Similar Species & How to Tell Them Apart
Short-tailed Shearwater is extremely similar and often confused with Sooty Shearwater, but its underwing is less contrastingly pale — more uniformly grayish rather than showing a bright silvery flash — and it has a smaller, more delicate bill; its breeding range is centered on Australia rather than Sooty Shearwater's New Zealand and southern South America colonies. Flesh-footed Shearwater is browner overall without the sooty-black tone, lacks the bright silvery underwing flash, and (though not visible on a feather alone) has pale pinkish legs and bill rather than dark ones.
Where & When You'll Find Them
Sooty Shearwaters breed in burrows on islands off New Zealand, southern Chile, and the Falklands during the Southern Hemisphere summer, then undertake one of the longest migrations of any bird, crossing the equator in huge numbers to spend the Northern Hemisphere summer foraging across the North Pacific and North Atlantic. This means feathers and beached birds are most likely to be found on North American and European coastlines during the northern summer and early fall, especially after storms push birds toward shore.
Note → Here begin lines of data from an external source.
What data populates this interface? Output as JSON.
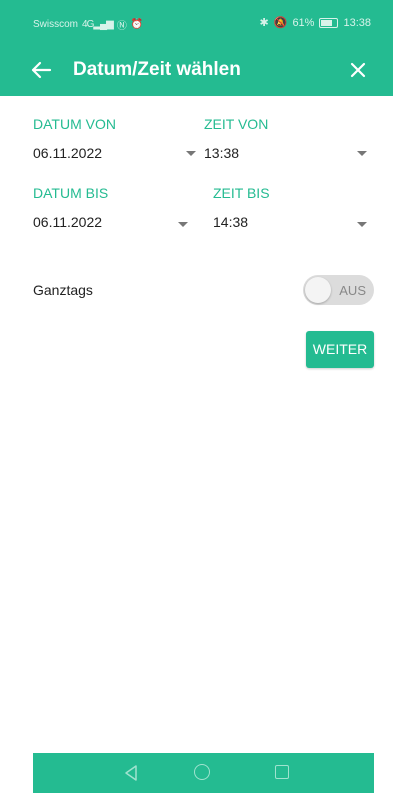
{
  "status_bar": {
    "carrier": "Swisscom",
    "network": "4G",
    "battery_percent": "61%",
    "time": "13:38"
  },
  "app_bar": {
    "title": "Datum/Zeit wählen",
    "back_icon": "arrow-left-icon",
    "close_icon": "close-icon"
  },
  "form": {
    "date_from": {
      "label": "DATUM VON",
      "value": "06.11.2022"
    },
    "time_from": {
      "label": "ZEIT VON",
      "value": "13:38"
    },
    "date_to": {
      "label": "DATUM BIS",
      "value": "06.11.2022"
    },
    "time_to": {
      "label": "ZEIT BIS",
      "value": "14:38"
    },
    "all_day": {
      "label": "Ganztags",
      "toggle_state": "AUS"
    },
    "continue_label": "WEITER"
  },
  "colors": {
    "accent": "#24bb91",
    "text": "#222222",
    "toggle_off": "#dcdcdc"
  }
}
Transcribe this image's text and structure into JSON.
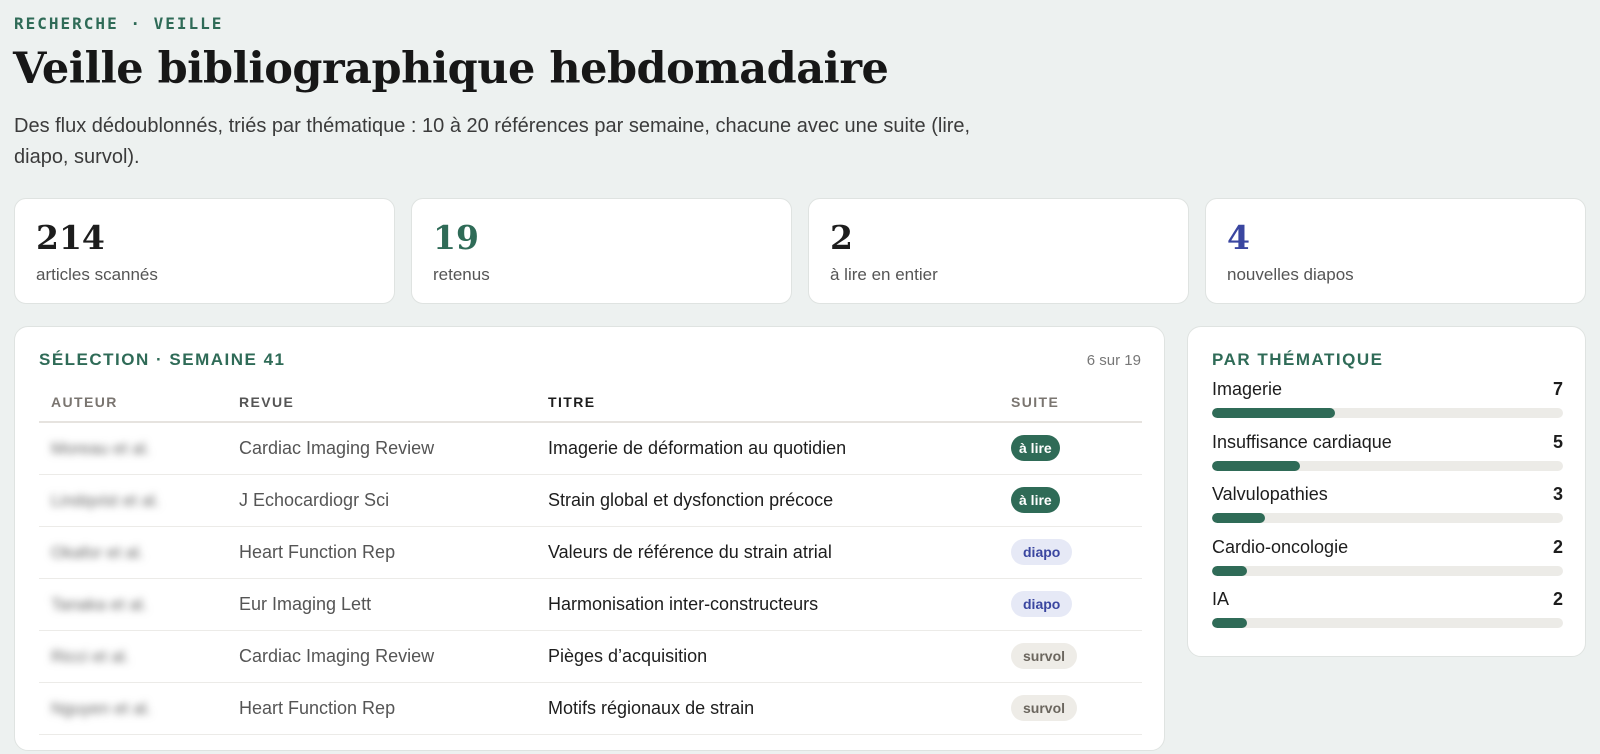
{
  "header": {
    "eyebrow": "RECHERCHE · VEILLE",
    "title": "Veille bibliographique hebdomadaire",
    "subtitle": "Des flux dédoublonnés, triés par thématique : 10 à 20 références par semaine, chacune avec une suite (lire, diapo, survol)."
  },
  "stats": [
    {
      "value": "214",
      "label": "articles scannés",
      "color": "#1d1d1d"
    },
    {
      "value": "19",
      "label": "retenus",
      "color": "#2f6b57"
    },
    {
      "value": "2",
      "label": "à lire en entier",
      "color": "#1d1d1d"
    },
    {
      "value": "4",
      "label": "nouvelles diapos",
      "color": "#3a46a0"
    }
  ],
  "selection": {
    "heading": "SÉLECTION · SEMAINE 41",
    "count": "6 sur 19",
    "columns": [
      "AUTEUR",
      "REVUE",
      "TITRE",
      "SUITE"
    ],
    "rows": [
      {
        "author": "Moreau et al.",
        "revue": "Cardiac Imaging Review",
        "titre": "Imagerie de déformation au quotidien",
        "suite": "à lire",
        "kind": "lire"
      },
      {
        "author": "Lindqvist et al.",
        "revue": "J Echocardiogr Sci",
        "titre": "Strain global et dysfonction précoce",
        "suite": "à lire",
        "kind": "lire"
      },
      {
        "author": "Okafor et al.",
        "revue": "Heart Function Rep",
        "titre": "Valeurs de référence du strain atrial",
        "suite": "diapo",
        "kind": "diapo"
      },
      {
        "author": "Tanaka et al.",
        "revue": "Eur Imaging Lett",
        "titre": "Harmonisation inter-constructeurs",
        "suite": "diapo",
        "kind": "diapo"
      },
      {
        "author": "Ricci et al.",
        "revue": "Cardiac Imaging Review",
        "titre": "Pièges d’acquisition",
        "suite": "survol",
        "kind": "survol"
      },
      {
        "author": "Nguyen et al.",
        "revue": "Heart Function Rep",
        "titre": "Motifs régionaux de strain",
        "suite": "survol",
        "kind": "survol"
      }
    ]
  },
  "themes": {
    "heading": "PAR THÉMATIQUE",
    "items": [
      {
        "label": "Imagerie",
        "count": 7,
        "fraction": 0.35
      },
      {
        "label": "Insuffisance cardiaque",
        "count": 5,
        "fraction": 0.25
      },
      {
        "label": "Valvulopathies",
        "count": 3,
        "fraction": 0.15
      },
      {
        "label": "Cardio-oncologie",
        "count": 2,
        "fraction": 0.1
      },
      {
        "label": "IA",
        "count": 2,
        "fraction": 0.1
      }
    ]
  }
}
Because the breeding season is compressed into a short window, much of the flight feather molt actually takes place during migration or on the wintering (Northern Hemisphere) grounds rather than at the breeding colonies themselves.
Frequently asked questions
What's the single best feather clue for Sooty Shearwater?
A pale silvery-white underwing covert feather, especially when paired with plain dark sooty-brown body feathers from the same bird.
How is this different from Short-tailed Shearwater?
Short-tailed Shearwater's underwing is less contrastingly pale, appearing more uniformly grayish rather than showing the bright silvery flash typical of Sooty Shearwater.
Why would I find this feather on a North American or European beach?
Sooty Shearwaters breed in the Southern Hemisphere but migrate across the equator to spend the northern summer foraging across the North Pacific and North Atlantic, so beached feathers and birds turn up on those coastlines, especially after storms.
Is the body plumage patterned at all?
No, it's essentially uniform sooty-brown to chocolate-brown with no barring, spotting, or streaking anywhere on the body.
When does most of the flight feather molt happen?
During migration or on the Northern Hemisphere wintering grounds, since the compressed Southern Hemisphere breeding season leaves little time for molt at the colonies.